BYOD versus CYOD — I said, you said
By you (and Lee Naik)
Two weeks ago I wrote a blog on two device policies currently in use in enterprise organisations — Bring Your Own Device (BYOD) and Choose Your Own Device (CYOD). The article was very popular, racking up more than 560 000 reads at last count, and was ranked the top blog across the entire LinkedIn platform for the week.
Readers commented extensively, but what really struck me was the quality of the engagement. Some readers’ experiences corroborated my views, while others took issue with what I said. As a result I’ve refined my take on selected topics, while others require further discussion. On the whole it was a very illuminating and positive experience, brimming with new use cases that really tested my ideas on the issue.
The fundamental character of the two frameworks came up for discussion, and here I have to thank readers for picking up on nuances I hadn’t specifically mentioned. So let me take a second to explicitly define the two variants: BYOD is exactly what it sounds like — employees bring their choice of device to work while with CYOD you’re asked to choose between a finite number of device models — supplied by yourself or the company.
That last bit — who does the supplying — is an interesting detail. You see, I called CYOD an “evolutionary off-shoot of BYOD”. And in the sense that I had in mind — CYOD supplied by the user — that is true. It is indeed a more recent variant of the BYOD phenomenon (itself fairly recent). But CYOD as supplied by the organization is more than 10 years old, as some readers point out. That’s the beauty of social media engagement. Maybe more of my articles should be crowdsourced!
But let’s dive right into the deep end of our dialogue. I didn’t run any numbers, but one thing is apparent: While it may be too soon to write off BYOD (too many contractors and start-ups get by on it), there is nevertheless overwhelming support for CYOD, supporting the thesis of the article. Several reasons come into play: CYOD retains the good of BYOD (supporting productivity and a degree of choice) while overcoming some of its biggest problems (specifically, cost of training, ease of management and security). One reader summed it up by saying CYOD is a welcome return of the dog wagging the tail.
Of enormous value, too, was the comment that CYOD helps solve the problem of technology in education for its simpler logistics and superior security stance, while still providing choice.
However — and here I give readers full credit for changing my view on matters, methods to secure cloud deployments are a lot less trouble than before. A handful of readers pointed out that to secure a BYOD (or perhaps any) device, you only need to put a virtualised, managed company image on it, completely sandboxed with VPN access. That way you won’t have to manage a truckload of different devices, and all the company’s information remains in a secure location.
In fact, with virtualisation, the whole BYOD/CYOD distinction falls away, a reader pointed out. And if that’s the case, they ask, why are we still talking about it?
Hang on, not so fast. Is virtualisation all it is cracked up to be?
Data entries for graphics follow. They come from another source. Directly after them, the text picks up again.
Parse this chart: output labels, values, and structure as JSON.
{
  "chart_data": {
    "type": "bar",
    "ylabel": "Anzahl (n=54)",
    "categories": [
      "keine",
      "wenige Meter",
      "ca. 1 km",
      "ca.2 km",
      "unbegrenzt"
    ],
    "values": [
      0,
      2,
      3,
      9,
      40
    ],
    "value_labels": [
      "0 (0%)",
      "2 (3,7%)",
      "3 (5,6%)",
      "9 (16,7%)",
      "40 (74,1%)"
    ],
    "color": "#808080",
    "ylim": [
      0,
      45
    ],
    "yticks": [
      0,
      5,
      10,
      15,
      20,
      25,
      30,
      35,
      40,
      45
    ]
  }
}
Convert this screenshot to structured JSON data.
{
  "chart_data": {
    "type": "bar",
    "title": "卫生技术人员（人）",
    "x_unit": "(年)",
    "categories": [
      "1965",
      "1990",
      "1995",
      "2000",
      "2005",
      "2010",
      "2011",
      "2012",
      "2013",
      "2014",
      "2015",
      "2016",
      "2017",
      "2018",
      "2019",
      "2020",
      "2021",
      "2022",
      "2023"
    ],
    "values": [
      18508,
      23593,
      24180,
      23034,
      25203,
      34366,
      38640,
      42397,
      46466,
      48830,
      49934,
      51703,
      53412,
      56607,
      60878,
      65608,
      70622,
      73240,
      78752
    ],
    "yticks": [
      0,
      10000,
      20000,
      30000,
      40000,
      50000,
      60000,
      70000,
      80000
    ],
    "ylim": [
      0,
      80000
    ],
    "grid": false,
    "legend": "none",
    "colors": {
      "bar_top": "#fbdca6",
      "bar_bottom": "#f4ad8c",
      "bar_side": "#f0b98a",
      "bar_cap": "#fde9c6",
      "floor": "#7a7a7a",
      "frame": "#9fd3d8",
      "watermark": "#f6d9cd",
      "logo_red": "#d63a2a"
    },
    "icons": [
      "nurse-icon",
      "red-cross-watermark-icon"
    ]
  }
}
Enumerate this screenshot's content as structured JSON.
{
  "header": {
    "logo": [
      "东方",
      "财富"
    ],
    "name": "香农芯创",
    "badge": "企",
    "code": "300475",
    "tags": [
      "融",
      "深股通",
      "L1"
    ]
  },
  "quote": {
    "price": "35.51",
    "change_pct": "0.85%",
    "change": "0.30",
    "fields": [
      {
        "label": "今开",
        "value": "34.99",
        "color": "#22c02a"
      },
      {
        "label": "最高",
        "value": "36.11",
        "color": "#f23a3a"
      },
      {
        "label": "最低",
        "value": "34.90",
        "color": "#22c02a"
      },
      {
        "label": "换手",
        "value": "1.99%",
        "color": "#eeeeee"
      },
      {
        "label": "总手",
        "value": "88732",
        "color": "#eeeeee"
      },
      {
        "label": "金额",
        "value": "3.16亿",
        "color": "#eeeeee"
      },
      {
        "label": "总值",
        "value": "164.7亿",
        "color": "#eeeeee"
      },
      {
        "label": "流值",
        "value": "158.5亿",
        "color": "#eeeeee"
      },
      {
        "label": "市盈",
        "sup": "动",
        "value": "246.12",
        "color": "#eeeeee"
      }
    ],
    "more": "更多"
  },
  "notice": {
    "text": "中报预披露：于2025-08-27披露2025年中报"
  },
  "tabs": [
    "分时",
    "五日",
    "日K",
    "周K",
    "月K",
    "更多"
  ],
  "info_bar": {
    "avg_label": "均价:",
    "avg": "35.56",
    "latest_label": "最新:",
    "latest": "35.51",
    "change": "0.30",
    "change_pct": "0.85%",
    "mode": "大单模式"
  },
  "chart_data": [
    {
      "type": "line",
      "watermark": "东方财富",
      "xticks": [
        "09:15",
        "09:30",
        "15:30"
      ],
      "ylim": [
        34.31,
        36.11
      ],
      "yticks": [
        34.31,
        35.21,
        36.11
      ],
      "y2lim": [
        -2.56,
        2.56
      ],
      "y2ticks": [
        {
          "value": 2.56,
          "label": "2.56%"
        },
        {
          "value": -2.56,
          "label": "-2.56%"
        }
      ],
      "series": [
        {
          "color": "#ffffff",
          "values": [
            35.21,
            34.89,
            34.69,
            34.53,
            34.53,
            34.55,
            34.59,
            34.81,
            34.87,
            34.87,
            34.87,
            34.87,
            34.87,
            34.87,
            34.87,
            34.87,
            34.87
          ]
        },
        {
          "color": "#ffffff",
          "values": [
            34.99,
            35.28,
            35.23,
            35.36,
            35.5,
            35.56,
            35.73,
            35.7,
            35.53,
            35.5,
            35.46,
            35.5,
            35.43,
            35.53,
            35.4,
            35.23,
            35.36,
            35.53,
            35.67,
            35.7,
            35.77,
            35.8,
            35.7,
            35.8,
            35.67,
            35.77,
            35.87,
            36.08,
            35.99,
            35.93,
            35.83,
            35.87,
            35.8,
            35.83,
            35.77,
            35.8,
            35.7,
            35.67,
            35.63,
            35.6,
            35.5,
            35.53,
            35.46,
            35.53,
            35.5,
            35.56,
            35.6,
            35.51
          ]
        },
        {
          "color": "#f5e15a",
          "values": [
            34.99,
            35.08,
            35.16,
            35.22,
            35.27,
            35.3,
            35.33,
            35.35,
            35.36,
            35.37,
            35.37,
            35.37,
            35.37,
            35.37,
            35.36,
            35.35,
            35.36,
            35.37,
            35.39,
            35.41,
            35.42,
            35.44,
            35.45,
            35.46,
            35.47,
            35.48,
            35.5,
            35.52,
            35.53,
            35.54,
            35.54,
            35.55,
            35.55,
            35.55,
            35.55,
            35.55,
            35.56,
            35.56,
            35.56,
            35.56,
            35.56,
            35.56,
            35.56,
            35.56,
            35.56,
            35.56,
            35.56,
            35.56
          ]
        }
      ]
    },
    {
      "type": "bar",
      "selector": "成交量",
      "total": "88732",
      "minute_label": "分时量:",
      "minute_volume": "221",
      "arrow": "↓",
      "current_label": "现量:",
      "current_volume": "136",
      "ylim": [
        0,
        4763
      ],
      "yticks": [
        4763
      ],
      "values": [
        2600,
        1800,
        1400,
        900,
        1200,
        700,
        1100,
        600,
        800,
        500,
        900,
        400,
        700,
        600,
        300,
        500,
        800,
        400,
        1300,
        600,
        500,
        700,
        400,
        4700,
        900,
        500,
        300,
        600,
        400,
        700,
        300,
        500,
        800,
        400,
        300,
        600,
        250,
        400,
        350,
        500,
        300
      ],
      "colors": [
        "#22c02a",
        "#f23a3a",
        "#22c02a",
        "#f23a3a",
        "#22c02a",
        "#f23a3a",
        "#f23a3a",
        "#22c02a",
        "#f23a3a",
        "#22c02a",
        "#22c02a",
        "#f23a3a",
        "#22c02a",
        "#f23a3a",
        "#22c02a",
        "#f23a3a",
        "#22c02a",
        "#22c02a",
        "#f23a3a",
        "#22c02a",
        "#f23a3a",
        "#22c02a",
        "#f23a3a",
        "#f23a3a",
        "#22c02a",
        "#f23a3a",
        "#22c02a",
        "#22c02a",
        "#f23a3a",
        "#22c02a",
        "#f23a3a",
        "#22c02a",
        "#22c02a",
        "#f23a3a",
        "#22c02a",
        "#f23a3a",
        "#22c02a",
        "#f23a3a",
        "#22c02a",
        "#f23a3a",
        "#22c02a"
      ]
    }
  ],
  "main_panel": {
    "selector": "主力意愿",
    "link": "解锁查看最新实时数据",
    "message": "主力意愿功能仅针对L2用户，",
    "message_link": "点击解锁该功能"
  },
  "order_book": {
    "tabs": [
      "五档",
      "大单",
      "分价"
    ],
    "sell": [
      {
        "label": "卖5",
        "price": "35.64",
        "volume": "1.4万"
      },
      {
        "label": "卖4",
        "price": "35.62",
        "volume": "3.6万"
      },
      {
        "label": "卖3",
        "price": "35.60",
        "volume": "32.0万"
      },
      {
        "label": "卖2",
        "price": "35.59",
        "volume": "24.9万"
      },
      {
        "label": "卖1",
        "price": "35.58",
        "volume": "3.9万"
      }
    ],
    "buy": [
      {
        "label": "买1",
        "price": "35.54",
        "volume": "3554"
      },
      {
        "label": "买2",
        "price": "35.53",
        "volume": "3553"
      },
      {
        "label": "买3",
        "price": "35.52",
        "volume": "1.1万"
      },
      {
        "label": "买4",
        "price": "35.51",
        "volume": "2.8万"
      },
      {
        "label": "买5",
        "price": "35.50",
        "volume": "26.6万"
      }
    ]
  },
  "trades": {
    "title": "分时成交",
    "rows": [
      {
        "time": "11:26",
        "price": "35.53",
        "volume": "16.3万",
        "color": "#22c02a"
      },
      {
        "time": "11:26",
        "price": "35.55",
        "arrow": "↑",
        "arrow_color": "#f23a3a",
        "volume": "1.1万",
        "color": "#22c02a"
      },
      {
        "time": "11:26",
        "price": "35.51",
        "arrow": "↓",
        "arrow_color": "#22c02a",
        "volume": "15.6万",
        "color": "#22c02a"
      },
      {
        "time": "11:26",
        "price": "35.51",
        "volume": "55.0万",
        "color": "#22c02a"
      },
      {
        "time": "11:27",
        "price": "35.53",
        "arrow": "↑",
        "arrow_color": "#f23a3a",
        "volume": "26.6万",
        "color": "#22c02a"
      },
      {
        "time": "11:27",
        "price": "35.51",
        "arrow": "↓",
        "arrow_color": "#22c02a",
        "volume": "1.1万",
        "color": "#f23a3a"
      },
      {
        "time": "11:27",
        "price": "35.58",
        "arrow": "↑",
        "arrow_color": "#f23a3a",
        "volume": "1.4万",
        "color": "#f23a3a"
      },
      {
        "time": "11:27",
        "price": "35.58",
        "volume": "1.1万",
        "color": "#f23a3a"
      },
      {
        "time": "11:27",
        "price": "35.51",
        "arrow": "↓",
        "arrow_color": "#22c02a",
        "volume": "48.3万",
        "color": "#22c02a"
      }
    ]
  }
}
Why, asks another reader, would you spend thousands on a device you’re using as a dumb terminal with limited functionality and no local data? It is possible, of course, to have an enterprise environment AND whizz bang personal device heaven on the same device, but the real issue I have with a 100% virtualised corporate environment concerns the many hours I spend travelling to and from client and industry engagements. On a 15-hour flight, I want data on my device, in order to be productive. That is, after all, the point of mobility.
Furthermore, another reader points out, we should never underestimate the value of being tested, and both BYOD and CYOD are test cases for a complex battleground of user, IT and organisational interests. “As wearables and the Internet of Things become more widespread, and their capabilities go up, it’s going to be the next IT nightmare — you’re absolutely right to bring [device diversity and the best form of it — BYOD or CYOD] up now, while we still have the opportunity to pre-plan our security posture, rather than largely reacting to it as many of us did in the sudden onslaught of BYOD.” Indeed.
Are we right back to BYOD then? Well, tactics like virtualisation won’t wash with emerging platforms like IoT. According to a study from HP Security Research, 70 percent of the most commonly used IoT devices had serious security vulnerabilities, so now is as good a time as any to settle our device stance.
As one reader perceptively said, we can’t talk about a mobile Internet, as though mobility (and device diversity) are party crashers that we have to cater for as afterthoughts. All devices and things make up the Internet in its infinite variety, and the catering needs to plan for all comers.
And with that I’ll sign off on the most compelling themes raised by readers. Thank you for an extraordinary conversation that truly elevated the dialogue we have on an ongoing basis, whether we’re aware of it or not. I hope there will be other opportunities to share a byline with you in future!
Reader of the week (albeit two weeks ago) goes to Jodie Reynolds for some excellent insights.